Pour aller travailler beaucoup prennent les transports en commun. Que ce soit le train, le tramway ou le bus nous subissons tous et toutes les sautes d’humeur des uns et des autres de bon matin le temps de quelques stations. Dans le bus 143 qui effectue le trajet entre la Courneuve et Rosny sous-bois, il y a de sacrés phénomènes et je suis bien placé pour vous en parler.

Je m’appelle Christian et je suis le chauffeur de ce bus. Si vous avez tendance à vous plaindre des voyageurs qui rouspètent, des odeurs trop fortes et de la petite qui passe son temps à chouiner, mettez-vous à ma place, moi qui doit subir ces contraintes toute la journée.

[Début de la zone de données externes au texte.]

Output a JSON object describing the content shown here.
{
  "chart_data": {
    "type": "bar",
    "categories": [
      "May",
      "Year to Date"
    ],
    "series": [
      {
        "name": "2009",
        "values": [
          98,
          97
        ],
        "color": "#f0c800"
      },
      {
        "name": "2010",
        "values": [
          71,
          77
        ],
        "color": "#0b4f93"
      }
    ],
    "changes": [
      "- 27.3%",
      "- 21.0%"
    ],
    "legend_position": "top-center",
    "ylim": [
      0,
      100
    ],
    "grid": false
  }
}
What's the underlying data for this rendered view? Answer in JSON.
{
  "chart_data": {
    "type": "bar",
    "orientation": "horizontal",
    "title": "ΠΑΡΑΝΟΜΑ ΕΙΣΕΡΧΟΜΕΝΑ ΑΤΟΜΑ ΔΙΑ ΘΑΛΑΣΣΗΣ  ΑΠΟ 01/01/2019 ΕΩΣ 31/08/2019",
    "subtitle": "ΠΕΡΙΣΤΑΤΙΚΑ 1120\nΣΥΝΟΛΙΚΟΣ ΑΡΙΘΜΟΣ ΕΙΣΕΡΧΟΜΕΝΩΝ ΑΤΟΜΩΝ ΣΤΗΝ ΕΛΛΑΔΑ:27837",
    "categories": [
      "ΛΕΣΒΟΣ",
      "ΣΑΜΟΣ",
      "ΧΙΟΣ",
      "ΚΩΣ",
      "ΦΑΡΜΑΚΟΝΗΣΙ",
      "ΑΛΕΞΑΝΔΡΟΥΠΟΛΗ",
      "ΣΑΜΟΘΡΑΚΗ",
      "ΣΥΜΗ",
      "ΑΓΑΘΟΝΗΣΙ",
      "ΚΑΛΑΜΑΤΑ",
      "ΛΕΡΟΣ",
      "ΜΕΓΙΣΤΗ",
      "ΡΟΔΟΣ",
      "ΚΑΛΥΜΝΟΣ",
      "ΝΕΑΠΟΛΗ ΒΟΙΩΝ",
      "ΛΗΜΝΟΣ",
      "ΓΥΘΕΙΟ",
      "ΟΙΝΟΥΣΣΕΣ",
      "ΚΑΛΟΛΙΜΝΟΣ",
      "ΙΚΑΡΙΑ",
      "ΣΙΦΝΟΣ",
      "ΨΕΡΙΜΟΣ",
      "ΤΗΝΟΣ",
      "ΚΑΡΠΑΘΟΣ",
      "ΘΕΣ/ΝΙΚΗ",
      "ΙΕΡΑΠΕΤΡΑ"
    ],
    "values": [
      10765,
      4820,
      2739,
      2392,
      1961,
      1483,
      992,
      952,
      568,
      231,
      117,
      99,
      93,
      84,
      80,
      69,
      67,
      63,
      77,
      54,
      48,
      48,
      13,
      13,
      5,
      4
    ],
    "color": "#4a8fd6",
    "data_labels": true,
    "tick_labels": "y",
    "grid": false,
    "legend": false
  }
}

Attendez une minute, on me demande un ticket. C’est Mme Souaré. Je ne comprends toujours pas sa démarche : elle prend le bus deux fois par jour mais elle n’a jamais voulu acheter un carnet de tickets ou se faire un pass Navigo. Ce n’est pas faute de lui avoir proposé et ça me faciliterait la tâche. En plus il coûte cher ce petit bout de carton, 1 euro 70 ! Est-ce que vous vous rendez compte qu’à la bonne époque je m’achetais mon sandwich du midi avec ma bière, un croissant, une bouteille d’eau, bref je mangeais avec 1 euro 70, maintenant on achète un ticket de bus !

Enfin bon Mme Souaré c’est une maman africaine qui élève six enfants et qui travaille dur pour leur payer des études. Je la dépose tous les matins devant cette petite entreprise de comptabilité à Noisy-le-Sec où elle est secrétaire. Elle fait partie de la minorité de passagers que j’apprécie, même si elle est chiante avec ses tickets. Mais à force je m’y suis fait !

Il est déjà 11h35. C’est l’heure où les lycéens sortent du lycée Jean Renoir. Allez hop c’est parti pour un ramassage scolaire et un trop plein d’énergie ! Tiens voici Yanis, il a quitté les cours plus tôt ; habituellement il finit à 12h30 le mardi. Yanis c’est le Tombeur, avec un grand T. Il fait craquer toutes les filles avec son style ravageur, sa coupe soignée au gel et son sourire ultrabright. Si je le sais ce n’est pas parce qu’il me raconte sa vie. Non du tout, il ne me connait pas ! Il me dit seulement bonjour et sans même me regarder. Non si je sais tout ça c’est juste que lui et ses amis ne sont jamais trop loin de ma cabine et comme tout jeune qui se respecte ils se racontent toutes leurs aventures et mes oreilles ne sont jamais trop loin.

Sa dernière conquête se prénomme Ambre et d’après ce que j’ai pu entendre elle n’est pas à Jean Renoir. Mais apparemment ils sont déjà allés au centre commercial Rosny 2, celui qui est sur ma route, mais ce n’était pas moi sur cette tournée là. Dommage, je n’ai pas vu les tourtereaux !

Ah c’est vrai ! J’oubliais que le mardi il y a le marché à Bobigny, ah quelle galère pour moi. Il faut que slalomer entre les camions, les gens qui traversent n’importe comment et à l’arrêt Chemin du tonneau, le plus proche du marché en question, une vingtaine de passagers m’attendent.

Parmi eux, il y a Muguette, 86 ans qui est fidèle au poste tous les mardis à la même heure depuis plusieurs années. Muguette n’est pas une de ces mamies ultra sympa qui vous font des confitures, non elle c’est plutôt la rebelle de service qui s’énerve pour un rien. Dès qu’elle grimpe dans le bus vous êtes sûr que le ton va monter parce qu’une dame ne veut pas lui céder la place, qu’il y a trop de poussettes ou alors qu’un jeune a trop monté le son dans son casque Beets Dr Dree à 280€.

Je vais m’arrêter là parce que c’est ma pause déjeuner et chez moi la gamelle ça ne rigole pas.